Connor vamps it up on "Why Don't You Do Right," a swing number whose conventional arrangement is only occasionally interrupted by her signature moans. Consider it the photographic negative of Madonna's Dick Tracy showboating.

"Bewitched, Bothered and Bewildered" is a spare arrangement over which O'Connor's luscious vocals are spread like nutella. It pays breathy homage to Billie Holiday's timing and Marilyn Monroe's sex appeal and is by far the best track on the album.

Sinead shifts gears and plays Big Band crooner on "Secret Love" and kicks Harry Connick Jr.'s ass. Unfortunately, she is not as successful with "Black Coffee," a blues/jazz lament. Lines like "Woman's born to weep and fret/ To stay at home and tend her oven/And drown her past regrets in coffee and cigarrettes" are delivered without irony, which is as shame since O'Connor doesn't believe this song and it shows.

"Success Has Made a Failure of Our Home" is definitely the weak link on this album because O'Connor's vocals get lost in the screaming trumpets of Doug Katsaros' neo-bop arrangement.

When O'Connor's vocals get a little thin, the listener's familiarity with some of these tracks is the magic ingredient that keeps the musical souffle from falling.
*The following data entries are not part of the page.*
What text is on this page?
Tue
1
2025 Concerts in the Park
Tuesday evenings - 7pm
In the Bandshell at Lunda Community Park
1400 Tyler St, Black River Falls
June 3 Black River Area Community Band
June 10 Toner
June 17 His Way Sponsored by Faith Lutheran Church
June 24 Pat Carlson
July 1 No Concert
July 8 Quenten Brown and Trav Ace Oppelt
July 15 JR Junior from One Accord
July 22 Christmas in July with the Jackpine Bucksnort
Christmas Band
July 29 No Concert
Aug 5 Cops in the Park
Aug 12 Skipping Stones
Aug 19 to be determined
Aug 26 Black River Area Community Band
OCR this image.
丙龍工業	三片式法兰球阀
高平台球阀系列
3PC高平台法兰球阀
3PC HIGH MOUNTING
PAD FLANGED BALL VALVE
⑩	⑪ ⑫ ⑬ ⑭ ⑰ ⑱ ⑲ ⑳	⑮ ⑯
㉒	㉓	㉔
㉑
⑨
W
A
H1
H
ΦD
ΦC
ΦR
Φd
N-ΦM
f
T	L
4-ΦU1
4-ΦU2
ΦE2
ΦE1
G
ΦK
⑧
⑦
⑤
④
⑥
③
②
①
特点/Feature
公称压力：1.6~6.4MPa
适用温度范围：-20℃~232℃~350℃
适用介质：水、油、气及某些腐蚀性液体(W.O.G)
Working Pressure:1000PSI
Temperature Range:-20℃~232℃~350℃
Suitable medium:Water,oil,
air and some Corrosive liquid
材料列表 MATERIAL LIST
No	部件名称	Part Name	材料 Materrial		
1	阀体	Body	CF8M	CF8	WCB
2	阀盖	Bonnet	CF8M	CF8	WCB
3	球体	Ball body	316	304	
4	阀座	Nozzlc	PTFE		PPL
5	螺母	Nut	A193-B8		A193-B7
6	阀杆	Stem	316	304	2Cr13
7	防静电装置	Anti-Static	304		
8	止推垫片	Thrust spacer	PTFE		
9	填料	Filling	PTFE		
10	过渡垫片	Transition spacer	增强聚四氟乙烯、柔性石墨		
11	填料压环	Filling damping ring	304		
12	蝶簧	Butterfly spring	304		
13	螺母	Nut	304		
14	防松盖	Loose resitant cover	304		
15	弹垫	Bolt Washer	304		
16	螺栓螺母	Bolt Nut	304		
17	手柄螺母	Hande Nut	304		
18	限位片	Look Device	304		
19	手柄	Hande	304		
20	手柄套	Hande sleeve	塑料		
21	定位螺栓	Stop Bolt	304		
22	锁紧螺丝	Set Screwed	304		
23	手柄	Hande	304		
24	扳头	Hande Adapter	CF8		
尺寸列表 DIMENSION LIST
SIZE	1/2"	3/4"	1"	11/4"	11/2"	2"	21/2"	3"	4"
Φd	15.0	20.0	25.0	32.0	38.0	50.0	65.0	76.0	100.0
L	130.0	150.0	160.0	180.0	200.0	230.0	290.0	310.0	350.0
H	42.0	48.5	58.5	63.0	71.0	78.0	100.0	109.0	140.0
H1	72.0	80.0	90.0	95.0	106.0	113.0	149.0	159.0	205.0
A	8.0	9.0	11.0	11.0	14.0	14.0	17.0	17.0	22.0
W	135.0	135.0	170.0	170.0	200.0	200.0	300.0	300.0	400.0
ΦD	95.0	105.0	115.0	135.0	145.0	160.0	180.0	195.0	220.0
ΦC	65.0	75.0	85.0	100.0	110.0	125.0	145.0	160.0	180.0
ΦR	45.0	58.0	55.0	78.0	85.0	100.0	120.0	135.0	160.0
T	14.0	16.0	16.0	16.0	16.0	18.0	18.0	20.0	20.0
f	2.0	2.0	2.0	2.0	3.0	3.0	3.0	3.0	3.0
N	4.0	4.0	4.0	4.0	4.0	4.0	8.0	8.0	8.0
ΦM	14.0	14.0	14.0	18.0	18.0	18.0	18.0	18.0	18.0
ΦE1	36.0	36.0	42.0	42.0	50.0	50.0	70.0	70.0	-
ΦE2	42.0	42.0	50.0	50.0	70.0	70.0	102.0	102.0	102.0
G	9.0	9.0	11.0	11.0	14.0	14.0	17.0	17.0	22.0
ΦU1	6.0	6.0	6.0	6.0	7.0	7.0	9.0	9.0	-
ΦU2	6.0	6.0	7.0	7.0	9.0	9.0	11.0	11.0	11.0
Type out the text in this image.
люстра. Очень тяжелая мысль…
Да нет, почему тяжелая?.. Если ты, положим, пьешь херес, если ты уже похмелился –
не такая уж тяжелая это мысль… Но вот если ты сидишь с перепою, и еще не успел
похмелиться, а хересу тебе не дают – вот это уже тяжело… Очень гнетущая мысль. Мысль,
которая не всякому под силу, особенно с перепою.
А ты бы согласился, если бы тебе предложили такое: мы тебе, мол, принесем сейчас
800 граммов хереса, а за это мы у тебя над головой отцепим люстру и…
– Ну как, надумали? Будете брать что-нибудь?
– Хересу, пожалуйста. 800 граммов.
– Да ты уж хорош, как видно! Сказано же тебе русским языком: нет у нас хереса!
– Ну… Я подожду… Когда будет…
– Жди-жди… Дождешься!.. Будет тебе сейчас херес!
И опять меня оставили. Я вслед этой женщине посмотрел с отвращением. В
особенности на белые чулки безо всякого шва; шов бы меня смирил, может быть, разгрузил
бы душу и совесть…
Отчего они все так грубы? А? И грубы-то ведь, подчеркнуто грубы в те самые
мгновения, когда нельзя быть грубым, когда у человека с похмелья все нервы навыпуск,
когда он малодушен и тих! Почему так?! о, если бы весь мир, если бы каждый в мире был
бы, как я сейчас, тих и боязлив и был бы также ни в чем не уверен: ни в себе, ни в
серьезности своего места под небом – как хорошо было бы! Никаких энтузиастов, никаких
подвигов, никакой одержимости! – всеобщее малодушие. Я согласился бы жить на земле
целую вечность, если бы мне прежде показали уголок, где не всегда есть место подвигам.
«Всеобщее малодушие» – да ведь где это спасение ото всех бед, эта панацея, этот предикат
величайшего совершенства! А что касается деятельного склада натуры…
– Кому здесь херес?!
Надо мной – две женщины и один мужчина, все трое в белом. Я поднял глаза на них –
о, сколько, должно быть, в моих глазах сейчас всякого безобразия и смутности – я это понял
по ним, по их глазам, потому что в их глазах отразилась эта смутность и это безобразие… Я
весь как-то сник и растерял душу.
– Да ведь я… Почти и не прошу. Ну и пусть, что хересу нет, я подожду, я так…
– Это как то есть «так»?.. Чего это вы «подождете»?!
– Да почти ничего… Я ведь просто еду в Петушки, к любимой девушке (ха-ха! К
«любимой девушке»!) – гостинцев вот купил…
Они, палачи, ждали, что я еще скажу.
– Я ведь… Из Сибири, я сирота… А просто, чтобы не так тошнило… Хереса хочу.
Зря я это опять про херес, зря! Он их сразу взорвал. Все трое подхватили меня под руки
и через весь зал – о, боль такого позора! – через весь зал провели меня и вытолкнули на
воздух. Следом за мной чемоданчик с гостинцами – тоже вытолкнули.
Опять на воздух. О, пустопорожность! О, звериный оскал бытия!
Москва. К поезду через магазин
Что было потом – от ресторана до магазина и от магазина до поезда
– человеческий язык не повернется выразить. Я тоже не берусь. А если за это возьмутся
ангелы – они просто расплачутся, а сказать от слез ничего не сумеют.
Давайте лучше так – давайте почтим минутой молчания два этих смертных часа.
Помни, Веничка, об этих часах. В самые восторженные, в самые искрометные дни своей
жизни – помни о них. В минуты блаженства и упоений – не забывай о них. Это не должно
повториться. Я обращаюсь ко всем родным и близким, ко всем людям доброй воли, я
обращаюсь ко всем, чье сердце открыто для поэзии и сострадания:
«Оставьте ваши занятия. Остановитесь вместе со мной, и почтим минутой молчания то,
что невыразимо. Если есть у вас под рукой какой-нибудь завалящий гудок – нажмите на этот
For example, in "Don't Cry For Me Argentina," her approach is almost timid. She floats over the notes instead of taking them by the throat in her usual manner. But hey, this is Evita we're talking about. Everyone knows Evita (there's a picture of Andrew Lloyd Weber in the dictionary next to "cultural literacy"). And it's still Sinead! "I Want to Be Loved By You" contains a real lyrical bon-bon, Sinead O'Connor singing "boo boo be do."

Though enchanting, Am I Not Your Girl is not completely a bowl of cherries. The instrumental arrangement of "Don't Cry For Me Argentina" is incongruous, But then so is the album. The requisite torch song, "Gloomy Sunday," is about suicide, and "How Insensitive" is a glacial ballad about those last beautiful moments of a relationship when you tear his heart into little pieces.

O'Connor even talks up a little sermon at the end of the album about death, pain, crucifixion and the Holy Roman Empire. But the speech is reassuring--it's nice to know that she didn't have a complete personality transplant for this project. She's still subversive, trumpets, string section and all, which in its own way is quite an accomplishment.

To deliver a bit of treacle like "Love Letters" with strings and still be subversive is the ultimate coup. Am I Not Your Girl deserves a standing O.